Jérôme Hamon et Marc Van Straceele – Yokozuna (Tome 2)


La gloire éphémère des sumos !

Jérôme Hamon et Marc Van Straceele - Yokozuna (Tome 2)Voici donc la suite et fin de cette histoire très biographique qui invite à suivre les pas de Chad Rowan, un jeune Hawaïen qui veut devenir le premier sumotori non-japonais à accéder au grade de yokozuna, le plus élevé dans la hiérarchie du sumo.

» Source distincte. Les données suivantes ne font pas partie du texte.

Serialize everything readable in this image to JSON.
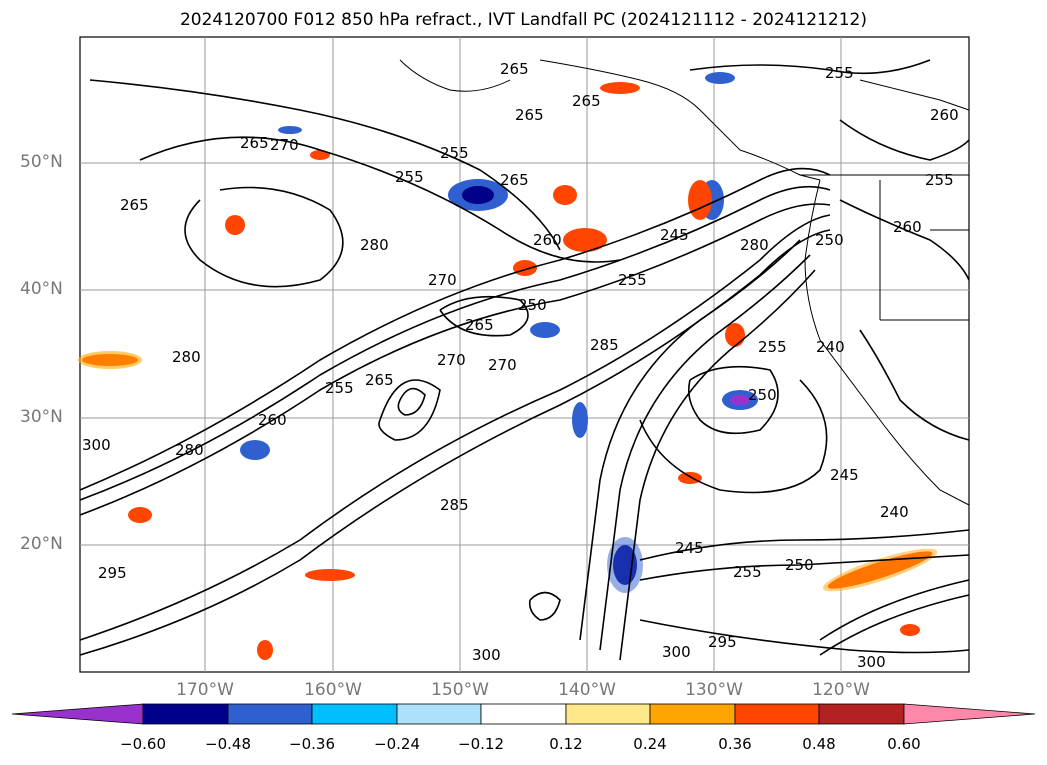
{
  "title": "2024120700 F012 850 hPa refract., IVT Landfall PC (2024121112 - 2024121212)",
  "lat_labels": [
    "50°N",
    "40°N",
    "30°N",
    "20°N"
  ],
  "lon_labels": [
    "170°W",
    "160°W",
    "150°W",
    "140°W",
    "130°W",
    "120°W"
  ],
  "colorbar": {
    "ticks": [
      "−0.60",
      "−0.48",
      "−0.36",
      "−0.24",
      "−0.12",
      "0.12",
      "0.24",
      "0.36",
      "0.48",
      "0.60"
    ],
    "colors": [
      "#9932CC",
      "#00008B",
      "#3060D0",
      "#00BFFF",
      "#ADE1FA",
      "#FFFFFF",
      "#FFE88A",
      "#FFA500",
      "#FF4500",
      "#B22222",
      "#FF88AA"
    ]
  },
  "contour_labels": [
    "265",
    "255",
    "265",
    "265",
    "265",
    "255",
    "260",
    "270",
    "255",
    "265",
    "255",
    "265",
    "280",
    "260",
    "260",
    "250",
    "245",
    "255",
    "270",
    "250",
    "285",
    "255",
    "265",
    "280",
    "270",
    "255",
    "265",
    "280",
    "300",
    "250",
    "240",
    "260",
    "270",
    "245",
    "240",
    "280",
    "295",
    "250",
    "255",
    "245",
    "300",
    "295",
    "300",
    "285",
    "300"
  ]
}
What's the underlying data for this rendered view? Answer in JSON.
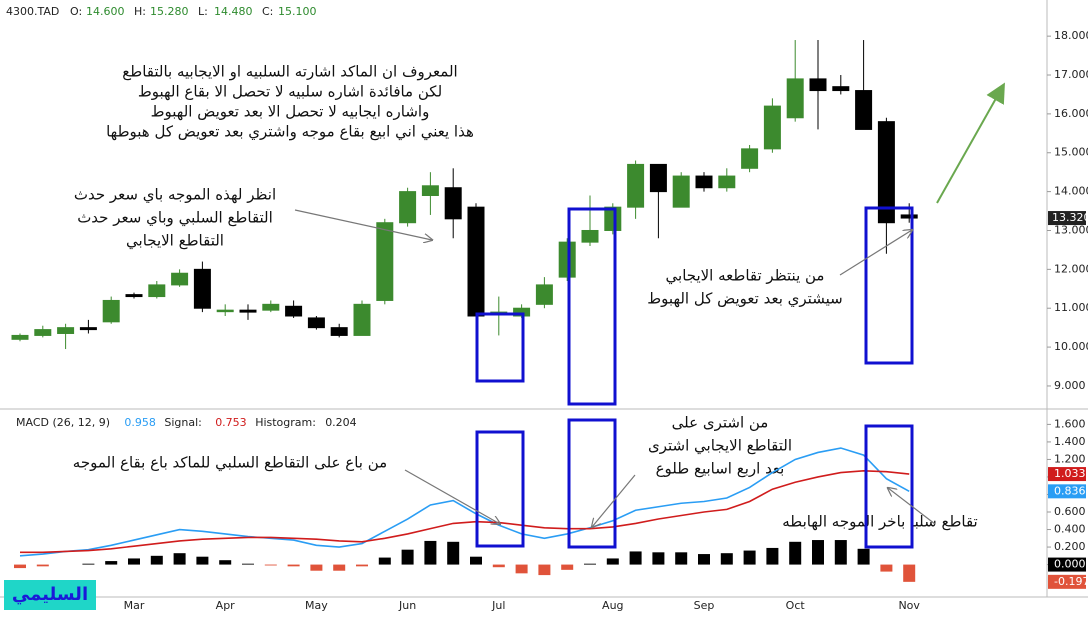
{
  "chart_data": [
    {
      "type": "candlestick",
      "title": "4300.TAD",
      "legend": [
        {
          "key": "O:",
          "value": "14.600"
        },
        {
          "key": "H:",
          "value": "15.280"
        },
        {
          "key": "L:",
          "value": "14.480"
        },
        {
          "key": "C:",
          "value": "15.100"
        }
      ],
      "up_color": "#3c8a2e",
      "down_color": "#000000",
      "open": [
        10.2,
        10.3,
        10.35,
        10.5,
        10.65,
        11.35,
        11.3,
        11.6,
        12.0,
        10.95,
        10.95,
        10.95,
        11.05,
        10.75,
        10.5,
        10.3,
        11.2,
        13.2,
        13.9,
        14.1,
        13.6,
        10.85,
        10.8,
        11.1,
        11.8,
        12.7,
        13.0,
        13.6,
        14.7,
        13.6,
        14.4,
        14.1,
        14.6,
        15.1,
        15.9,
        16.9,
        16.7,
        16.6,
        15.8,
        13.4
      ],
      "high": [
        10.35,
        10.55,
        10.6,
        10.7,
        11.3,
        11.4,
        11.7,
        12.0,
        12.2,
        11.1,
        11.1,
        11.2,
        11.2,
        10.8,
        10.6,
        11.2,
        13.3,
        14.1,
        14.5,
        14.6,
        13.7,
        11.3,
        11.1,
        11.8,
        12.8,
        13.9,
        13.7,
        14.8,
        14.7,
        14.5,
        14.5,
        14.6,
        15.2,
        16.4,
        17.9,
        17.9,
        17.0,
        17.9,
        15.9,
        13.7
      ],
      "low": [
        10.15,
        10.25,
        9.95,
        10.35,
        10.6,
        11.25,
        11.25,
        11.55,
        10.9,
        10.8,
        10.7,
        10.9,
        10.75,
        10.45,
        10.25,
        10.3,
        11.1,
        13.1,
        13.4,
        12.8,
        10.7,
        10.3,
        10.75,
        11.0,
        11.7,
        12.6,
        12.9,
        13.3,
        12.8,
        13.6,
        14.0,
        14.0,
        14.5,
        15.0,
        15.8,
        15.6,
        16.5,
        15.6,
        12.4,
        13.2
      ],
      "close": [
        10.3,
        10.45,
        10.5,
        10.45,
        11.2,
        11.3,
        11.6,
        11.9,
        11.0,
        10.95,
        10.9,
        11.1,
        10.8,
        10.5,
        10.3,
        11.1,
        13.2,
        14.0,
        14.15,
        13.3,
        10.8,
        10.9,
        11.0,
        11.6,
        12.7,
        13.0,
        13.6,
        14.7,
        14.0,
        14.4,
        14.1,
        14.4,
        15.1,
        16.2,
        16.9,
        16.6,
        16.6,
        15.6,
        13.2,
        13.32
      ],
      "price_tag": {
        "value": 13.32,
        "label": "13.320"
      },
      "ylim": [
        8.51,
        18.93
      ],
      "yticks": [
        {
          "value": 9,
          "label": "9.000"
        },
        {
          "value": 10,
          "label": "10.000"
        },
        {
          "value": 11,
          "label": "11.000"
        },
        {
          "value": 12,
          "label": "12.000"
        },
        {
          "value": 13,
          "label": "13.000"
        },
        {
          "value": 14,
          "label": "14.000"
        },
        {
          "value": 15,
          "label": "15.000"
        },
        {
          "value": 16,
          "label": "16.000"
        },
        {
          "value": 17,
          "label": "17.000"
        },
        {
          "value": 18,
          "label": "18.000"
        }
      ],
      "annotations": [
        [
          "المعروف ان الماكد اشارته السلبيه او الايجابيه بالتقاطع",
          "لكن مافائدة اشاره سلبيه لا تحصل الا بقاع الهبوط",
          "واشاره ايجابيه لا تحصل الا بعد تعويض الهبوط",
          "هذا يعني اني ابيع بقاع موجه واشتري بعد تعويض كل هبوطها"
        ],
        [
          "انظر لهذه الموجه باي سعر حدث",
          "التقاطع السلبي وباي سعر حدث",
          "التقاطع الايجابي"
        ],
        [
          "من ينتظر تقاطعه الايجابي",
          "سيشتري بعد تعويض كل الهبوط"
        ]
      ]
    },
    {
      "type": "macd",
      "categories": [
        null,
        null,
        null,
        null,
        null,
        "Mar",
        null,
        null,
        null,
        "Apr",
        null,
        null,
        null,
        "May",
        null,
        null,
        null,
        "Jun",
        null,
        null,
        null,
        "Jul",
        null,
        null,
        null,
        null,
        "Aug",
        null,
        null,
        null,
        "Sep",
        null,
        null,
        null,
        "Oct",
        null,
        null,
        null,
        null,
        "Nov"
      ],
      "series": [
        {
          "name": "MACD (26, 12, 9)",
          "color": "#2a9df4",
          "legend_value": 0.958,
          "values": [
            0.1,
            0.12,
            0.15,
            0.17,
            0.22,
            0.28,
            0.34,
            0.4,
            0.38,
            0.35,
            0.32,
            0.3,
            0.28,
            0.22,
            0.2,
            0.24,
            0.38,
            0.52,
            0.68,
            0.73,
            0.58,
            0.45,
            0.35,
            0.3,
            0.35,
            0.42,
            0.5,
            0.62,
            0.66,
            0.7,
            0.72,
            0.76,
            0.88,
            1.05,
            1.2,
            1.28,
            1.33,
            1.25,
            0.98,
            0.836
          ]
        },
        {
          "name": "Signal:",
          "color": "#d01c1c",
          "legend_value": 0.753,
          "values": [
            0.14,
            0.14,
            0.15,
            0.16,
            0.18,
            0.21,
            0.24,
            0.27,
            0.29,
            0.3,
            0.31,
            0.31,
            0.3,
            0.29,
            0.27,
            0.26,
            0.3,
            0.35,
            0.41,
            0.47,
            0.49,
            0.48,
            0.45,
            0.42,
            0.41,
            0.41,
            0.43,
            0.47,
            0.52,
            0.56,
            0.6,
            0.63,
            0.72,
            0.86,
            0.94,
            1.0,
            1.05,
            1.07,
            1.06,
            1.033
          ]
        },
        {
          "name": "Histogram:",
          "color": "#000000",
          "negative_color": "#e0533a",
          "legend_value": 0.204,
          "values": [
            -0.04,
            -0.02,
            0,
            0.01,
            0.04,
            0.07,
            0.1,
            0.13,
            0.09,
            0.05,
            0.01,
            -0.01,
            -0.02,
            -0.07,
            -0.07,
            -0.02,
            0.08,
            0.17,
            0.27,
            0.26,
            0.09,
            -0.03,
            -0.1,
            -0.12,
            -0.06,
            0.01,
            0.07,
            0.15,
            0.14,
            0.14,
            0.12,
            0.13,
            0.16,
            0.19,
            0.26,
            0.28,
            0.28,
            0.18,
            -0.08,
            -0.197
          ]
        }
      ],
      "ylim": [
        -0.37,
        1.73
      ],
      "yticks": [
        {
          "value": 0,
          "label": "0.000"
        },
        {
          "value": 0.2,
          "label": "0.200"
        },
        {
          "value": 0.4,
          "label": "0.400"
        },
        {
          "value": 0.6,
          "label": "0.600"
        },
        {
          "value": 0.8,
          "label": "0.800"
        },
        {
          "value": 1,
          "label": "1.000"
        },
        {
          "value": 1.2,
          "label": "1.200"
        },
        {
          "value": 1.4,
          "label": "1.400"
        },
        {
          "value": 1.6,
          "label": "1.600"
        }
      ],
      "annotations": [
        [
          "من باع على التقاطع السلبي للماكد باع بقاع الموجه"
        ],
        [
          "من اشترى على",
          "التقاطع الايجابي اشترى",
          "بعد اربع اسابيع طلوع"
        ],
        [
          "تقاطع سلبا باخر الموجه الهابطه"
        ]
      ]
    }
  ],
  "signature": "السليمي"
}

Si le premier volet de ce roman graphique aux allures de manga, mais signé par deux européens (Jérôme Hamon et Marc Van Straceele), montrait les débuts de cet adolescent qui quitte tout pour tenter sa chance dans un pays dont il ne connaît rien et dans un sport au sein duquel il est totalement néophyte, ce second tome se concentre sur son ascension vers les sommets de cet art, avant de se pencher sur le côté éphémère de cette gloire. L’épisode précédent s’attardait principalement sur les difficultés qui accompagnent les sumotoris qui veulent se hisser au sommet de la hiérarchie, surtout lorsque ceux-ci sont issus d’un autre pays et qu’ils doivent démarrer tout en bas de l’échelle, tout en étant confrontés à des difficultés d’intégration au sein du dojo et de la société japonaise. Cette suite n’est pas beaucoup plus optimiste car le sommet de ce parcours composé de travail, de courage, de dépassement de soi et de doutes ne dure pas très longtemps et est souvent suivi d’une belle dégringolade. Si l’arrivée du frère de Chad sert surtout à démontrer que le manque de discipline ne pardonne pas dans ce sport, les fins de trajectoire de ceux qui arrivent à accrocher le titre de yokozuna démontrent que la reconversion s’avère souvent beaucoup moins glorieuse.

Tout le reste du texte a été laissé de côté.